Publicado en 1986, pero escrito entre 1978 y 1980, «De entrada» pasa a titularse Diciéndolo de nuevo en esta poesía reunida, como si Suárez considerara que lo expuesto entonces debe ser repetido ahora, pues, además de un trozo de historia, puede constituir una advertencia válida aún para el futuro: «¿Y hay guerra o paz? ¿Hay enemigos? / Y si existen ¿qué se debe hacer? ¿Qué haremos / con nosotros?». En estos poemas, la voz naufraga una y otra vez al constatar la pérdida de una posibilidad de cambio que el poeta percibe (o percibía) como real. «Lo real es, así, lo imposible», dice Méndez Rubio, tras citar un párrafo de Zizek en el que el filósofo esloveno explica: «El fantasma de la historia alternativa de lo que pudiera haber sido no es simplemente una ilusión, sino que funciona como una traición o un espectro de lo real». En esa traición, en ese mundo de sombras («espectral calle de barriada») donde lo que iba a ser, lo que se quería que fuera, da ya las últimas boqueadas, donde «escribir no consuela» y «estar no consuela», se instala Suárez como una «forma de no querer estar», o sea, para rechazar lo que viene con voluntad de registrarlo, que es el programa de vida y trabajo implícito en la cita de La tierra baldía que abre el poemario: «Sólo conoces / un montón de imágenes rotas, donde el sol bate».

La voz política del navarro seguirá dando poemas memorables en dos de sus tres libros posteriores, La perseverancia del desaparecido (1988) y Luz de cruce (publicado en 1996, pero datado entre 1981 y 1985), mientras que en La voz del cuidado (1994), pese a que el poeta asume en ocasiones el rol de portavoz de una colectividad, un grupo de amigos o una pareja, la escritura es pura interiorización de un exterior que, al fin, es hallado más amable; aunque esto quizá se deba al hecho de que el exterior ha dejado de contar como tal (con excepción de la naturaleza, no espectral porque no es fruto de las ideas) y lo único que trae sosiego al autor es el propio lugar del poema: «No más iconos para abrir la noche.
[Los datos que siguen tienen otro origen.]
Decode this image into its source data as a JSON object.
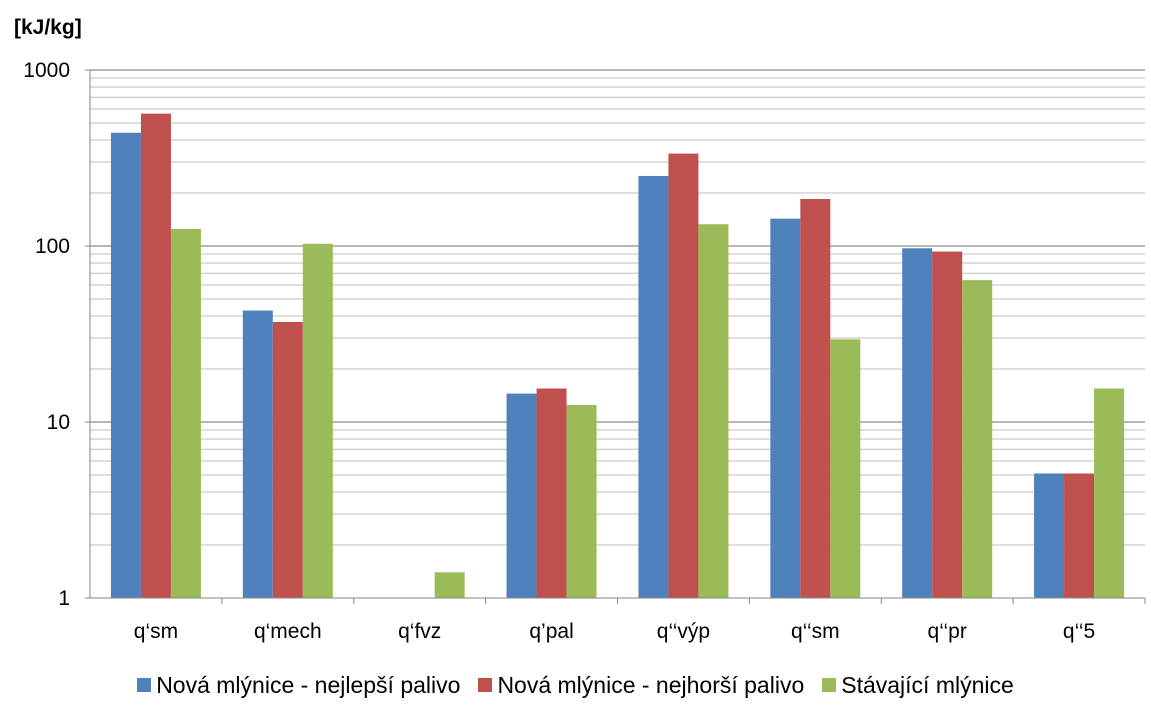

Debemos caminar como si nada nos sacudiera?». Quizá sea esta operación la que explique, primero, por qué el poeta ha decidido reunir toda su obra bajo la advocación del título de 1994 (estación final de su viaje creativo: vivir dentro del poema), y, segundo, por qué, como propone Méndez Rubio, el trasvase da lugar a un «renacer» o una «nueva infancia». En efecto, como el Rimbaud de Iluminaciones, la prosa de Suárez en «La voz del cuidado» lega a sus lectores escenas que, procedan o no de su niñez, logran preservar el impacto causado por la huella primera, aquella que nos transforma, y delimitan un espacio de encuentro que, aun siendo privado, seduce porque estimula el diálogo con las propias escenas transformadoras de quien lee. Además lo hace, como él mismo dice, con «palabras que no pueden existir», palabras y poemas que, de tan hermosos, parecen imposibles: «Primrose, / no dejes el prado sin caballos, sin pan del día las casas, los arroyos sin reflejos? // Mira cómo el mundo viene con su corteza a nuestros ojos».

Todo ello es bien distinto de la zozobra que preside «La perseverancia del desaparecido» y «Luz de cruce», poemarios ambos en los que Suárez pasa revista a los años del primer felipismo y la movida («tiempo sin descifrar y agónico», «hojarasca en la cabeza») y donde, también, ya se acusa recibo de cierta renuncia a las transformaciones que tienen lugar fuera del territorio de la página en blanco: «Leí muchas teorías y cambié de opinión alternativamente (?). / Y decidí dejar unas letras (?) / con cierta ingeniosidad, más que un hallazgo / una variante del adiós». No obstante, en poemas como el que empieza «Sólo en la revuelta», de «Luz de cruce», Suárez subraya aún su posición política y elige ir contra el «manso rebaño» que «se dispone a un holocausto indiferente», pese a que «el gong del esclavo eterno resuena» en sus nudillos, «y apenas si comenzó esta noche». Esa elección queda todavía más remarcada en «La ley de la hospitalidad», donde, como el Pasolini de La religión de mi tiempo, el poeta cifra en los jóvenes «del arrabal», despreocupados pero ardientes de vida, sus últimas esperanzas de cambio: «Elige, borda la bandera de este pueblo / de guijarros, / sigiloso / al escuchar sus grandes risas».